I have to admit something to you.
I’m having a lot of fun.
Between being the Editor-at-Large here, being a political analyst at KSEE 24, and hosting the upcoming new show here at CVO called “Unfiltered w/Jim Verros,” my phone rings all the time. Usually, it’s someone from inside the “Spaceship,” better known to the public as “Fresno City Hall.”
Most of the time, it’s an invitation to come meet with someone. Sometimes, it’s an elected wanting to give me details on an upcoming project. Occasionally, it’s staff wanting to know if I’m hearing something on the street about the goings on in their particular district. The best is when an elected official calls me wanting CVO to “look into” another elected down the hall and investigate their nefarious failure to hold doors open for senior citizens, or some such scandal.
You know why they call me? You’ll never guess.
I have a Fresno City Hall Press Credential.
I’m not kidding! I can walk in and ask the Mayor or Council members whatever I want. Why? Because 90% percent of the daywalkers in the Spaceship know I’m fair. That I treat everyone with the same level of sarcasm and inquisitiveness. If I write about any of them here on the “Citywide Leader of Local Politics” or on Twitter, that there’s a good chance they knew it was coming, or that I’m actually looking for an exchange of ideas.
Now, I have to tell you something. Not every “journalist” has a press credential in this town. Most do. But there’s a special select people who don’t.
Remember when your whiny little cousin wanted to be in your “club” so bad? You would have some fun. Tell them no. Laugh for a second. Then right before you were about to let them in, THEY WERE GONE!
Where you did they go? That’s right: right to Mommy and Daddy to complain.
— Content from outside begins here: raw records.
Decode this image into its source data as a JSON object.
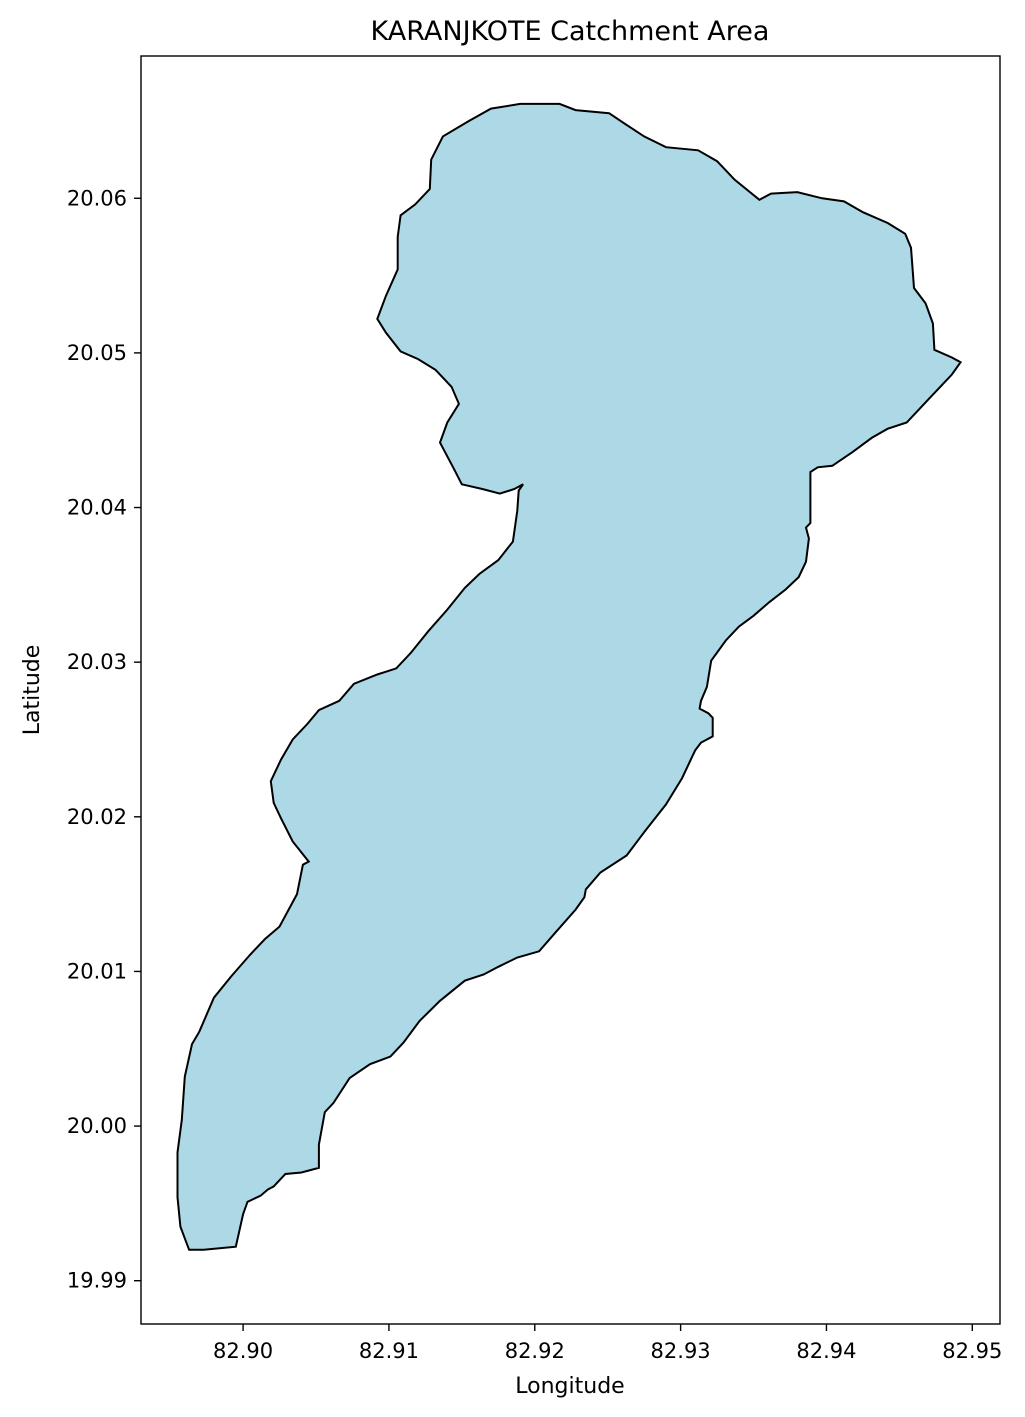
{
  "chart_data": {
    "type": "map",
    "title": "KARANJKOTE Catchment Area",
    "xlabel": "Longitude",
    "ylabel": "Latitude",
    "xlim": [
      82.893,
      82.9519
    ],
    "ylim": [
      19.9872,
      20.0692
    ],
    "x_ticks": [
      {
        "value": 82.9,
        "label": "82.90"
      },
      {
        "value": 82.91,
        "label": "82.91"
      },
      {
        "value": 82.92,
        "label": "82.92"
      },
      {
        "value": 82.93,
        "label": "82.93"
      },
      {
        "value": 82.94,
        "label": "82.94"
      },
      {
        "value": 82.95,
        "label": "82.95"
      }
    ],
    "y_ticks": [
      {
        "value": 19.99,
        "label": "19.99"
      },
      {
        "value": 20.0,
        "label": "20.00"
      },
      {
        "value": 20.01,
        "label": "20.01"
      },
      {
        "value": 20.02,
        "label": "20.02"
      },
      {
        "value": 20.03,
        "label": "20.03"
      },
      {
        "value": 20.04,
        "label": "20.04"
      },
      {
        "value": 20.05,
        "label": "20.05"
      },
      {
        "value": 20.06,
        "label": "20.06"
      }
    ],
    "polygon_fill": "#add8e6",
    "polygon_stroke": "#000000",
    "grid": false,
    "polygon": [
      [
        82.919,
        20.0661
      ],
      [
        82.9217,
        20.0661
      ],
      [
        82.9228,
        20.0657
      ],
      [
        82.9251,
        20.0655
      ],
      [
        82.9262,
        20.0648
      ],
      [
        82.9275,
        20.064
      ],
      [
        82.929,
        20.0633
      ],
      [
        82.9312,
        20.0631
      ],
      [
        82.9325,
        20.0624
      ],
      [
        82.9337,
        20.0612
      ],
      [
        82.9354,
        20.0599
      ],
      [
        82.9362,
        20.0603
      ],
      [
        82.938,
        20.0604
      ],
      [
        82.9397,
        20.06
      ],
      [
        82.9412,
        20.0598
      ],
      [
        82.9425,
        20.0591
      ],
      [
        82.9442,
        20.0584
      ],
      [
        82.9454,
        20.0577
      ],
      [
        82.9458,
        20.0568
      ],
      [
        82.946,
        20.0542
      ],
      [
        82.9468,
        20.0532
      ],
      [
        82.9473,
        20.0519
      ],
      [
        82.9474,
        20.0502
      ],
      [
        82.9486,
        20.0497
      ],
      [
        82.9492,
        20.0494
      ],
      [
        82.9486,
        20.0486
      ],
      [
        82.9471,
        20.0471
      ],
      [
        82.9455,
        20.0455
      ],
      [
        82.9442,
        20.0451
      ],
      [
        82.9431,
        20.0445
      ],
      [
        82.9418,
        20.0436
      ],
      [
        82.9404,
        20.0427
      ],
      [
        82.9394,
        20.0426
      ],
      [
        82.9389,
        20.0423
      ],
      [
        82.9389,
        20.039
      ],
      [
        82.9386,
        20.0387
      ],
      [
        82.9388,
        20.038
      ],
      [
        82.9386,
        20.0365
      ],
      [
        82.9381,
        20.0355
      ],
      [
        82.9372,
        20.0347
      ],
      [
        82.9361,
        20.0339
      ],
      [
        82.935,
        20.033
      ],
      [
        82.934,
        20.0323
      ],
      [
        82.9331,
        20.0314
      ],
      [
        82.9321,
        20.0301
      ],
      [
        82.9318,
        20.0284
      ],
      [
        82.9314,
        20.0275
      ],
      [
        82.9313,
        20.027
      ],
      [
        82.9319,
        20.0267
      ],
      [
        82.9322,
        20.0264
      ],
      [
        82.9322,
        20.0252
      ],
      [
        82.9314,
        20.0248
      ],
      [
        82.931,
        20.0243
      ],
      [
        82.9307,
        20.0237
      ],
      [
        82.9301,
        20.0225
      ],
      [
        82.929,
        20.0208
      ],
      [
        82.9275,
        20.019
      ],
      [
        82.9263,
        20.0175
      ],
      [
        82.9245,
        20.0164
      ],
      [
        82.9235,
        20.0153
      ],
      [
        82.9234,
        20.0148
      ],
      [
        82.9228,
        20.014
      ],
      [
        82.9215,
        20.0126
      ],
      [
        82.9203,
        20.0113
      ],
      [
        82.9188,
        20.0109
      ],
      [
        82.9175,
        20.0103
      ],
      [
        82.9165,
        20.0098
      ],
      [
        82.9152,
        20.0094
      ],
      [
        82.9135,
        20.0081
      ],
      [
        82.9121,
        20.0068
      ],
      [
        82.911,
        20.0054
      ],
      [
        82.9101,
        20.0045
      ],
      [
        82.9087,
        20.004
      ],
      [
        82.9073,
        20.0031
      ],
      [
        82.9062,
        20.0015
      ],
      [
        82.9056,
        20.0009
      ],
      [
        82.9052,
        19.9988
      ],
      [
        82.9052,
        19.9973
      ],
      [
        82.904,
        19.997
      ],
      [
        82.9029,
        19.9969
      ],
      [
        82.9021,
        19.9961
      ],
      [
        82.9017,
        19.9959
      ],
      [
        82.9012,
        19.9955
      ],
      [
        82.9003,
        19.9951
      ],
      [
        82.9,
        19.9943
      ],
      [
        82.8995,
        19.9922
      ],
      [
        82.8973,
        19.992
      ],
      [
        82.8963,
        19.992
      ],
      [
        82.8957,
        19.9935
      ],
      [
        82.8955,
        19.9954
      ],
      [
        82.8955,
        19.9983
      ],
      [
        82.8958,
        20.0004
      ],
      [
        82.896,
        20.0032
      ],
      [
        82.8965,
        20.0053
      ],
      [
        82.897,
        20.0061
      ],
      [
        82.898,
        20.0083
      ],
      [
        82.8992,
        20.0097
      ],
      [
        82.9005,
        20.0111
      ],
      [
        82.9015,
        20.0121
      ],
      [
        82.9025,
        20.0129
      ],
      [
        82.9037,
        20.015
      ],
      [
        82.9041,
        20.0169
      ],
      [
        82.9045,
        20.0171
      ],
      [
        82.9034,
        20.0184
      ],
      [
        82.9026,
        20.0199
      ],
      [
        82.9021,
        20.0209
      ],
      [
        82.9019,
        20.0223
      ],
      [
        82.9026,
        20.0237
      ],
      [
        82.9034,
        20.025
      ],
      [
        82.9044,
        20.026
      ],
      [
        82.9052,
        20.0269
      ],
      [
        82.9066,
        20.0275
      ],
      [
        82.9076,
        20.0286
      ],
      [
        82.9092,
        20.0292
      ],
      [
        82.9105,
        20.0296
      ],
      [
        82.9115,
        20.0306
      ],
      [
        82.9127,
        20.032
      ],
      [
        82.914,
        20.0334
      ],
      [
        82.9152,
        20.0348
      ],
      [
        82.9162,
        20.0357
      ],
      [
        82.9175,
        20.0366
      ],
      [
        82.9185,
        20.0378
      ],
      [
        82.9188,
        20.0398
      ],
      [
        82.9189,
        20.0411
      ],
      [
        82.9192,
        20.0415
      ],
      [
        82.9186,
        20.0412
      ],
      [
        82.9176,
        20.0409
      ],
      [
        82.9164,
        20.0412
      ],
      [
        82.915,
        20.0415
      ],
      [
        82.9144,
        20.0426
      ],
      [
        82.9135,
        20.0442
      ],
      [
        82.914,
        20.0455
      ],
      [
        82.9148,
        20.0467
      ],
      [
        82.9143,
        20.0478
      ],
      [
        82.9132,
        20.0489
      ],
      [
        82.912,
        20.0496
      ],
      [
        82.9108,
        20.0501
      ],
      [
        82.9098,
        20.0513
      ],
      [
        82.9092,
        20.0522
      ],
      [
        82.9098,
        20.0537
      ],
      [
        82.9106,
        20.0554
      ],
      [
        82.9106,
        20.0575
      ],
      [
        82.9108,
        20.0589
      ],
      [
        82.9118,
        20.0596
      ],
      [
        82.9128,
        20.0606
      ],
      [
        82.9129,
        20.0625
      ],
      [
        82.9137,
        20.064
      ],
      [
        82.9155,
        20.065
      ],
      [
        82.917,
        20.0658
      ],
      [
        82.919,
        20.0661
      ]
    ]
  }
}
After a few minutes and tear-induced demands to be given membership to the “Secret Society of Goldfish Crackers and Fireworks.”
You grudgingly allowed them in, promised to play nice, and smiled.
As soon as the parental figure left, you gave that sibling the biggest Atomic Wedgie.
Now, before the publisher of another local news site does a public service announcement decrying the use of Atomic Wedgies, it’s important to know there’s a way to conduct yourself.
You can either be TMZ and spend your days parsing and psychoanalyzing the tweets of a government employee till the cows come home, or you can be the news. You don’t get to choose to be both and cry when someone ticketed your car when you park in “press parking.”